Shirley Almer was a mother of five and businesswoman. She retired five years ago and was found to have lung cancer in 2007. Yet her surgery at the University of Minnesota Medical Center was pronounced a success. In June she took a Florida vacation with her two sons, two daughters and four grandchildren. When she returned from the trip, she suffered a seizure that sent her back to the U, where doctors treated a brain tumor with radiation. She spent two months in the hospital.
By October, she moved in with her daughter in Brainerd and spent weekends at her home in Perham. Then came another setback, a urinary tract infection that sent her to a transitional unit in Good Samaritan just after Thanksgiving. It was meant to be temporary, to regain strength, her family said. "So we would bring her snacks and cookies and things like that," said Lorentz. "They had a little kitchenette in her wing and she liked peanut butter toast. So I made her peanut butter toast for two days in a row."
The family had planned to take her home Dec. 22. Yet the day before that, she became gravely ill.
By then, the state Health Department was searching for clues to a salmonella outbreak that had struck elsewhere in the country and turned up in Minnesota in late November. During such outbreaks, state investigators routinely perform specialized tests on stool samples from sick people and interview victims or relatives about what they've been eating.
Nine days after her mother died, Lorentz said she got a call from a state epidemiologist. It was the first time that she had heard that her mother had been tested for salmonella and found to be infected with the strain afflicting people around the country. "She asked about chicken, and she asked about peanut butter," said Lorentz. "I said, 'Yes, I used to make her peanut butter toast.'"
Dr. Kirk Smith, who heads the department's foodborne disease investigative unit, said identifying victims at a long-term care facility -- as a policy, the department doesn't identify institutions or victims by name -- and testing its peanut butter were the keys to identifying the source of the outbreak. A series of recalls soon began, first of the bulk peanut butter and then of products made from it, including cookies, crackers, cereal, candy, ice cream and pet food.

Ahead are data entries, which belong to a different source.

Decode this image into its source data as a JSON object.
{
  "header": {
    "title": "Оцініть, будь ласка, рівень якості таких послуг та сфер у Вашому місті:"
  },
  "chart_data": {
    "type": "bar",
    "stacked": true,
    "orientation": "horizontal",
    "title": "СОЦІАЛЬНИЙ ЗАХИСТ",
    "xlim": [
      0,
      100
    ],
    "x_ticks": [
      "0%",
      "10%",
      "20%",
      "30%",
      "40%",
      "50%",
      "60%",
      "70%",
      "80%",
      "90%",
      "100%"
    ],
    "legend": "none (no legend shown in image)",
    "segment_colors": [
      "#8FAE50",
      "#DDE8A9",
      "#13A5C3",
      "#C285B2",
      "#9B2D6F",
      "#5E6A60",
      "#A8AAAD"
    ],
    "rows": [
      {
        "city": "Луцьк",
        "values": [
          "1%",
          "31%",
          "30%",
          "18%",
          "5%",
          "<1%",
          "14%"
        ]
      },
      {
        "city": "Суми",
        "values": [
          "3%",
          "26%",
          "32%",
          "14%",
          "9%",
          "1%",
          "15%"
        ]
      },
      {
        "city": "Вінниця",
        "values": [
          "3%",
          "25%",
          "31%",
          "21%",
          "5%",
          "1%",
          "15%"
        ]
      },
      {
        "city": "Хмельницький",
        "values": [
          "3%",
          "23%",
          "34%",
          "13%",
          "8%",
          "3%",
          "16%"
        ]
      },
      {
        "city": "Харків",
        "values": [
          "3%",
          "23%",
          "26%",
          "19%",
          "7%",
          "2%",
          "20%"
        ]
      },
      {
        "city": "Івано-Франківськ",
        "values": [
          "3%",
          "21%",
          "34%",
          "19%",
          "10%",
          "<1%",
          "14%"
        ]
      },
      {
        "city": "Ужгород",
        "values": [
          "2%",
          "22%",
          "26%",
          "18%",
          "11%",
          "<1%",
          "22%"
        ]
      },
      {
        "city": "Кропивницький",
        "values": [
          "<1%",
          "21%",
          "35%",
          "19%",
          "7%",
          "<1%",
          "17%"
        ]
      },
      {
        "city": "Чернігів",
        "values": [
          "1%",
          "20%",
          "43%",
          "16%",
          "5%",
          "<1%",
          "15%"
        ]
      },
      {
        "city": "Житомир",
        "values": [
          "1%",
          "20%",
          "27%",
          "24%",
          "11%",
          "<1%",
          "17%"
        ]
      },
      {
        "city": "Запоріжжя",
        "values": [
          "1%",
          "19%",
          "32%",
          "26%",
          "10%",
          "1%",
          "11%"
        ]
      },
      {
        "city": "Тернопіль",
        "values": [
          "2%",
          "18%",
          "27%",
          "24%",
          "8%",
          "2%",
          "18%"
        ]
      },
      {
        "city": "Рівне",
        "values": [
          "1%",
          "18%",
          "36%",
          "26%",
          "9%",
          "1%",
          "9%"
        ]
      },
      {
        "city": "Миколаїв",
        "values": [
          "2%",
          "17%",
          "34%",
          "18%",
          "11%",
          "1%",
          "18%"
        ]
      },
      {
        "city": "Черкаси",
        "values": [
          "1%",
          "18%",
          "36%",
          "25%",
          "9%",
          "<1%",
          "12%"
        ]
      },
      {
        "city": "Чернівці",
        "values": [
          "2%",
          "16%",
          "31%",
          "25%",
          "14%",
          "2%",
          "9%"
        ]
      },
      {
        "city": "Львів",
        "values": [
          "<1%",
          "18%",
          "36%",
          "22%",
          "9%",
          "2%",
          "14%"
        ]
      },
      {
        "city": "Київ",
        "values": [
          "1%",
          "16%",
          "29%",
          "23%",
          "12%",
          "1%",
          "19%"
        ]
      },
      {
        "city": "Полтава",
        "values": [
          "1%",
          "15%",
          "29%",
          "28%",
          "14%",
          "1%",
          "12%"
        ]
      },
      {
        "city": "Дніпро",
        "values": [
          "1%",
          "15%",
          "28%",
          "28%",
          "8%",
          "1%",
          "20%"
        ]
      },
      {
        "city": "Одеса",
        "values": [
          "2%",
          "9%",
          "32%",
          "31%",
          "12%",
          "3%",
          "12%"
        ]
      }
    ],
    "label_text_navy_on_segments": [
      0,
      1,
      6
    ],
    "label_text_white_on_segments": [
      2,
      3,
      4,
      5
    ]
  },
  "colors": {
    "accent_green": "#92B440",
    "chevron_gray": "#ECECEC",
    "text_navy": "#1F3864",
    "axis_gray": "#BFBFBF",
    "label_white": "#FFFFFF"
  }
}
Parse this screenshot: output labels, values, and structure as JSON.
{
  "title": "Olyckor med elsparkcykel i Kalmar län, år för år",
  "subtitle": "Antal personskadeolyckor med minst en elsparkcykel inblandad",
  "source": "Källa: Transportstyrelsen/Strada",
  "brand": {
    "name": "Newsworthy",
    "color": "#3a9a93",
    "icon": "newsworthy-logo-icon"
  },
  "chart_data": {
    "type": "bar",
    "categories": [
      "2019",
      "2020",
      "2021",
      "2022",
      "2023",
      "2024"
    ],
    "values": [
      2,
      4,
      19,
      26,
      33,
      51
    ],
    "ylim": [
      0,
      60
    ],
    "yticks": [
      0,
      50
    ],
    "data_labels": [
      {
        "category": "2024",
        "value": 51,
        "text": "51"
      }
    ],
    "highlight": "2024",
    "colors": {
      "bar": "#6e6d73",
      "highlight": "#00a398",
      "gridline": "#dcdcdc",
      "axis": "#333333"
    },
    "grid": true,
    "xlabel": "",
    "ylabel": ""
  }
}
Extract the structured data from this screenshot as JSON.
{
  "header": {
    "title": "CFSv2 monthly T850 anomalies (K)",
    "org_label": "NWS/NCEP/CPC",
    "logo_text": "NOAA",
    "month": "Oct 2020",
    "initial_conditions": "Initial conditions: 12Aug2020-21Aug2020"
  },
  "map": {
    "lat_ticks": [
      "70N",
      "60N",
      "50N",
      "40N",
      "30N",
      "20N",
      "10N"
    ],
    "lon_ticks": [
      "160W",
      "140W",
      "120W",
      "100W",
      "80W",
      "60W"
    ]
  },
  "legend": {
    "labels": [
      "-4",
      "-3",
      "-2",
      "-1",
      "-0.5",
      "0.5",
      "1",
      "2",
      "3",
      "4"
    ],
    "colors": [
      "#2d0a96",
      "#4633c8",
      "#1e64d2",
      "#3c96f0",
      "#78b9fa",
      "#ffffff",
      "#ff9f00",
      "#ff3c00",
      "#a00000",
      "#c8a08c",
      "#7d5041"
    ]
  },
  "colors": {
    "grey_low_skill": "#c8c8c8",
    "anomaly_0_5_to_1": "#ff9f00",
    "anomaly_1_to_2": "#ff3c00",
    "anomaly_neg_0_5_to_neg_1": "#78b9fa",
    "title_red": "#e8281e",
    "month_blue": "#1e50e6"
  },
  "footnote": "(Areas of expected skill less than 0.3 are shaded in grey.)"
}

Federal officials say the contamination was traced back to the Peanut Corp. of America processing plant in Blakely, Ga., which was shut down.
None of this happened in time to help Clifford Tousignant, 78, who died Jan. 12 in another Brainerd nursing home operated the Good Samaritan Society, a nonprofit based in Sioux Falls, S.D. His son, Marshall Tousignant, said he also served his father peanut butter at night. His father, already weakened by diabetes, suffered continuous diarrhea for more than two weeks before he died, and tests linked his infection to the salmonella outbreak, his son said.